After putting a spotlight on marriage equality during last year’s ceremony, when Queen Latifah officiated a mass wedding of 33 same-sex couples while Macklemore performed “Same Love,” Ehrlich wanted to focus this year’s show on violence against women.
“By the Grace of God,” the song Ehrlich chose to pair with Axtell’s speech, is not explicitly about domestic violence. Though Perry said she contemplated suicide after her breakup with Russell Brand, whom the song is about, she has never described their relationship as abusive.
But for domestic violence survivors like Axtell, Perry’s lyrics — “And I looked in the mirror and decided to stay/Wasn’t gonna let love take me out that way” — could easily be interpreted as an anthem.

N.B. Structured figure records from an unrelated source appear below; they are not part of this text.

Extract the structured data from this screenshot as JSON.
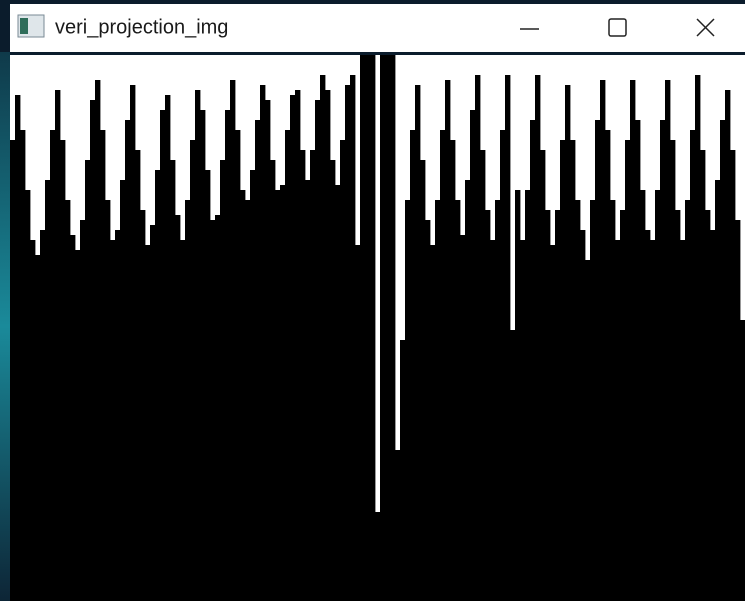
{
  "window": {
    "title": "veri_projection_img",
    "projection": {
      "column_heights": [
        461,
        506,
        471,
        411,
        361,
        346,
        371,
        421,
        471,
        511,
        461,
        401,
        366,
        351,
        381,
        441,
        501,
        521,
        471,
        401,
        361,
        371,
        421,
        481,
        516,
        451,
        391,
        356,
        376,
        431,
        491,
        506,
        441,
        386,
        361,
        401,
        461,
        511,
        491,
        431,
        381,
        386,
        441,
        491,
        521,
        471,
        411,
        401,
        431,
        481,
        516,
        501,
        441,
        411,
        416,
        471,
        506,
        511,
        451,
        421,
        451,
        501,
        526,
        511,
        441,
        416,
        461,
        516,
        526,
        356,
        546,
        546,
        546,
        89,
        546,
        546,
        546,
        151,
        261,
        401,
        471,
        516,
        441,
        381,
        356,
        401,
        471,
        521,
        461,
        401,
        366,
        421,
        491,
        526,
        451,
        391,
        361,
        401,
        471,
        526,
        271,
        411,
        361,
        411,
        481,
        526,
        451,
        391,
        356,
        391,
        461,
        516,
        461,
        401,
        371,
        341,
        401,
        481,
        521,
        471,
        401,
        361,
        391,
        461,
        521,
        481,
        411,
        371,
        361,
        411,
        481,
        521,
        461,
        391,
        361,
        401,
        471,
        526,
        451,
        391,
        371,
        421,
        481,
        511,
        451,
        381,
        281
      ]
    }
  }
}
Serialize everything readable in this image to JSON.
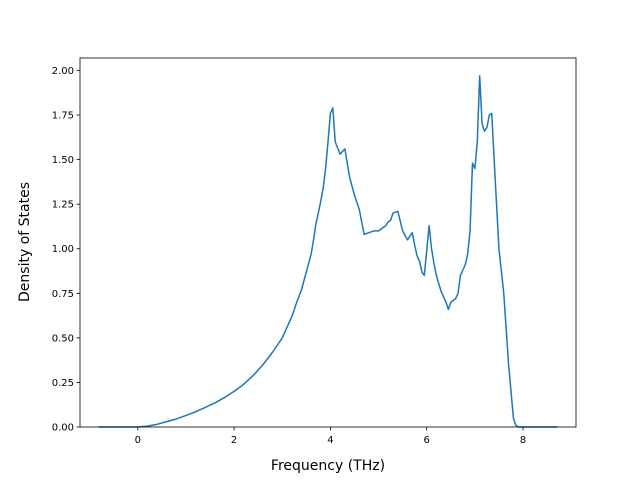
{
  "chart_data": {
    "type": "line",
    "title": "",
    "xlabel": "Frequency (THz)",
    "ylabel": "Density of States",
    "xlim": [
      -1.2,
      9.1
    ],
    "ylim": [
      0.0,
      2.07
    ],
    "x_ticks": [
      0,
      2,
      4,
      6,
      8
    ],
    "x_tick_labels": [
      "0",
      "2",
      "4",
      "6",
      "8"
    ],
    "y_ticks": [
      0.0,
      0.25,
      0.5,
      0.75,
      1.0,
      1.25,
      1.5,
      1.75,
      2.0
    ],
    "y_tick_labels": [
      "0.00",
      "0.25",
      "0.50",
      "0.75",
      "1.00",
      "1.25",
      "1.50",
      "1.75",
      "2.00"
    ],
    "grid": false,
    "series_color": "#1f77b4",
    "series": [
      {
        "x": [
          -0.8,
          -0.4,
          0.0,
          0.2,
          0.4,
          0.6,
          0.8,
          1.0,
          1.2,
          1.4,
          1.6,
          1.8,
          2.0,
          2.2,
          2.4,
          2.6,
          2.8,
          3.0,
          3.1,
          3.2,
          3.3,
          3.4,
          3.5,
          3.6,
          3.65,
          3.7,
          3.78,
          3.85,
          3.9,
          3.95,
          4.0,
          4.05,
          4.1,
          4.2,
          4.3,
          4.4,
          4.5,
          4.6,
          4.7,
          4.8,
          4.9,
          5.0,
          5.1,
          5.15,
          5.2,
          5.25,
          5.3,
          5.4,
          5.5,
          5.6,
          5.7,
          5.75,
          5.8,
          5.85,
          5.9,
          5.95,
          6.0,
          6.05,
          6.1,
          6.15,
          6.2,
          6.3,
          6.4,
          6.45,
          6.5,
          6.6,
          6.65,
          6.7,
          6.75,
          6.8,
          6.85,
          6.9,
          6.95,
          7.0,
          7.05,
          7.1,
          7.15,
          7.2,
          7.25,
          7.3,
          7.35,
          7.4,
          7.5,
          7.6,
          7.7,
          7.8,
          7.85,
          7.9,
          8.0,
          8.3,
          8.7
        ],
        "y": [
          0.0,
          0.0,
          0.0,
          0.005,
          0.015,
          0.03,
          0.045,
          0.065,
          0.085,
          0.11,
          0.135,
          0.165,
          0.2,
          0.24,
          0.29,
          0.35,
          0.42,
          0.5,
          0.56,
          0.62,
          0.7,
          0.77,
          0.87,
          0.97,
          1.05,
          1.14,
          1.24,
          1.34,
          1.45,
          1.6,
          1.76,
          1.79,
          1.6,
          1.53,
          1.56,
          1.4,
          1.3,
          1.22,
          1.08,
          1.09,
          1.1,
          1.1,
          1.12,
          1.13,
          1.15,
          1.16,
          1.2,
          1.21,
          1.1,
          1.05,
          1.09,
          1.02,
          0.96,
          0.93,
          0.87,
          0.85,
          0.99,
          1.13,
          1.0,
          0.92,
          0.85,
          0.76,
          0.7,
          0.66,
          0.7,
          0.72,
          0.75,
          0.85,
          0.88,
          0.91,
          0.97,
          1.1,
          1.48,
          1.45,
          1.6,
          1.97,
          1.7,
          1.66,
          1.68,
          1.75,
          1.76,
          1.5,
          1.0,
          0.75,
          0.35,
          0.05,
          0.01,
          0.0,
          0.0,
          0.0,
          0.0
        ]
      }
    ]
  }
}
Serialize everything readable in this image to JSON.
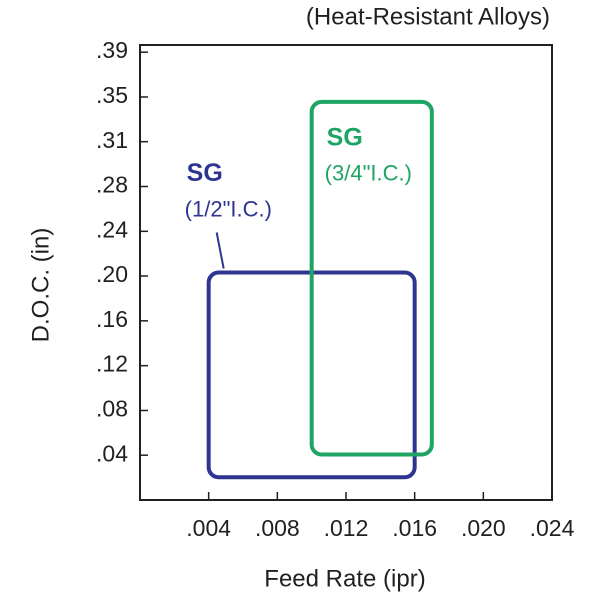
{
  "chart_data": {
    "type": "range-box",
    "title": "(Heat-Resistant Alloys)",
    "x_label": "Feed Rate (ipr)",
    "y_label": "D.O.C. (in)",
    "xlim": [
      0,
      0.024
    ],
    "ylim": [
      0,
      0.4
    ],
    "xticks": [
      {
        "value": 0.004,
        "label": ".004"
      },
      {
        "value": 0.008,
        "label": ".008"
      },
      {
        "value": 0.012,
        "label": ".012"
      },
      {
        "value": 0.016,
        "label": ".016"
      },
      {
        "value": 0.02,
        "label": ".020"
      },
      {
        "value": 0.024,
        "label": ".024"
      }
    ],
    "yticks": [
      {
        "value": 0.0394,
        "label": ".04"
      },
      {
        "value": 0.0787,
        "label": ".08"
      },
      {
        "value": 0.1181,
        "label": ".12"
      },
      {
        "value": 0.1575,
        "label": ".16"
      },
      {
        "value": 0.1969,
        "label": ".20"
      },
      {
        "value": 0.2362,
        "label": ".24"
      },
      {
        "value": 0.2756,
        "label": ".28"
      },
      {
        "value": 0.315,
        "label": ".31"
      },
      {
        "value": 0.3543,
        "label": ".35"
      },
      {
        "value": 0.3937,
        "label": ".39"
      }
    ],
    "series": [
      {
        "name": "SG",
        "label": "(1/2\"I.C.)",
        "color": "#2e3590",
        "x": [
          0.004,
          0.016
        ],
        "y": [
          0.02,
          0.2
        ]
      },
      {
        "name": "SG",
        "label": "(3/4\"I.C.)",
        "color": "#1ea463",
        "x": [
          0.01,
          0.017
        ],
        "y": [
          0.04,
          0.35
        ]
      }
    ]
  }
}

“Her performance was powerful,” Axtell said of one of Perry’s rehearsals of the song, adding that she was grateful Perry “is using her her voice to advocate for survivors.”
Given that Grammy nominee Chris Brown was convicted of assaulting Rihanna in 2009, some commenters accused the awards show of “sending mixed messages” with the Obama video and Axtell’s speech. How did Axtell know she wasn’t going be used as part of a PR stunt?
“If I were just there to stand up as some sort of prop to promote [Perry], I don’t think I’d be given so much range and freedom to have my own content,” she told Slate. “They accepted the first version that I sent them. … Not a word has been changed.”
Instead, her only regret of the night was her mode of entry.
“I was really hoping to ride in on a lion,” she said.